The Workers Party issued a media statement to note their opposition to the Bill as the grounds that common law already provides for the protection of the administration of Justice.
Perhaps the Opposition puts too much faith into the common law: it is law made by judges rather than Parliament. In considering cases that has not been deliberated by the legislature, judges use previous cases to help justify a fair decision.
We need to be mindful though that the common law has its own set of weaknesses. The most controversial being that it is undemocratic. Parliament is elected, judges are not. Sometimes judges can make decisions that are inconsistent with social values.
It is not easy for the layman to find answers in the common law. Before the contempt of court Bill was passed, it would have been very difficult for a small time publisher, or an individual to know for certain if he is breaching the law or not and what his punishment is.
Take for example, murder.
We take it for granted that our Penal Code provides a definition of what constitutes a culpable homicide or a murder and provides the minimum and maximum limits to punishment.
Ask a British lawyer what would constitute a manslaughter or a murder and you won’t get a simple answer. Their problem is because there is no statutory law on murder and they have to rely on the common law – judicial law that is made up of individual cases over hundreds of years. You get one case, that overturns another case, that in turn gets overturned…and then the courts decide to revert back to the decision made several judgements ago.
“The law governing homicide in England and Wales is a rickety structure set upon shaky foundations. Some of its rules have been unaltered since the seventeenth century, even though it has long been acknowledged that they are in dire need of reform”, quotes a British Law Commission consultation paper in 2005.
Do we want our legal system to become like this? Where an unelected judiciary makes up the punishments and laws for us?
Sure, one might say that the Bill was “unclear”. But that’s a problem that is inherent and proliferate in statutory law. Ask a lawyer something as simple as: “Who is protected by the Employment Act” and I’m sure you’ll get a lively discussion.
It is the nature of the law to have “grey areas” because the humans are infinitely complex.

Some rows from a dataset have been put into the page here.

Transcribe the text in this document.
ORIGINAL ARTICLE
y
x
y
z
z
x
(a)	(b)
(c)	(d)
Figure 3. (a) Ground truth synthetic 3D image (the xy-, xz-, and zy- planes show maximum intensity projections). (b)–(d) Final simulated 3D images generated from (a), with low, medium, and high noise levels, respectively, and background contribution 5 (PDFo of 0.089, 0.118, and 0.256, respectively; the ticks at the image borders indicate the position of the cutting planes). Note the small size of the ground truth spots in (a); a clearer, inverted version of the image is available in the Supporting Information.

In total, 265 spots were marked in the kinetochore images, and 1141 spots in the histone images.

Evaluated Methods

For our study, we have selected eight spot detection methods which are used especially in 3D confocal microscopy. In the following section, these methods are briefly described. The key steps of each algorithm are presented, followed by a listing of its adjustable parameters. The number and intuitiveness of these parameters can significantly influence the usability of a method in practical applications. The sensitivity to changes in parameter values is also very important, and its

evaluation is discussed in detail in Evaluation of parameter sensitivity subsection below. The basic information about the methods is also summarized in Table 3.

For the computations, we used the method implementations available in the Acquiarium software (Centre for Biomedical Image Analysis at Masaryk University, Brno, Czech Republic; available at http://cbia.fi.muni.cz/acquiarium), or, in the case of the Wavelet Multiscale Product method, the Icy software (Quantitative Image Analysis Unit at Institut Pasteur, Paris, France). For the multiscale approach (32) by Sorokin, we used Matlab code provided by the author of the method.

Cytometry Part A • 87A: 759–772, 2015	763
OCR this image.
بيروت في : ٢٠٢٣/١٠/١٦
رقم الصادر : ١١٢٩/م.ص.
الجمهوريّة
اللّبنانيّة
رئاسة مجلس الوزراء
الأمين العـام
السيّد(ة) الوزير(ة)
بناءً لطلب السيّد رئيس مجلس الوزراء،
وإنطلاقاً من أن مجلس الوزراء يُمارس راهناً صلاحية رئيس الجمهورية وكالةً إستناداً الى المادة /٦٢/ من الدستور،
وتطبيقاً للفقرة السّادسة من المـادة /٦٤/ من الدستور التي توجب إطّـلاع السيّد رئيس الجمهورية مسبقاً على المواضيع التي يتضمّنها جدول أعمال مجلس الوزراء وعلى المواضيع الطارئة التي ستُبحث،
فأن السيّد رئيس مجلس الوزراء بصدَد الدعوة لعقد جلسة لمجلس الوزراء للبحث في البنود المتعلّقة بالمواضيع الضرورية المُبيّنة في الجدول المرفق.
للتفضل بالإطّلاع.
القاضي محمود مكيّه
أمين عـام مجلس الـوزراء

However, statutory law sets out instructions for all to follow and in so doing, takes the matter another step towards legal clarity.
The merits of the law has had much discussion and I believe most people are concerned about this two questions and their relevant answers:
Q: Does this mean judges and judgements can never be criticised?
A: No, one can criticise and disagree with the reasoning or merits of a court judgment.
Q: Does contempt of court stop discussions on anything to do with the legal system?
A: No, contempt of court laws seek to stop improper influence on court proceedings and the outcomes. Comments on the legal system itself, such as whether certain laws should be changed or whether penalties are too harsh or not stiff enough, do not run afoul of contempt of court laws.
The rule of thumb is: when a case is before the courts, let the system of justice run its course before you publish any opinions. The new rules are there to preserve fairness to every defendant – everyone has a right to fair trial.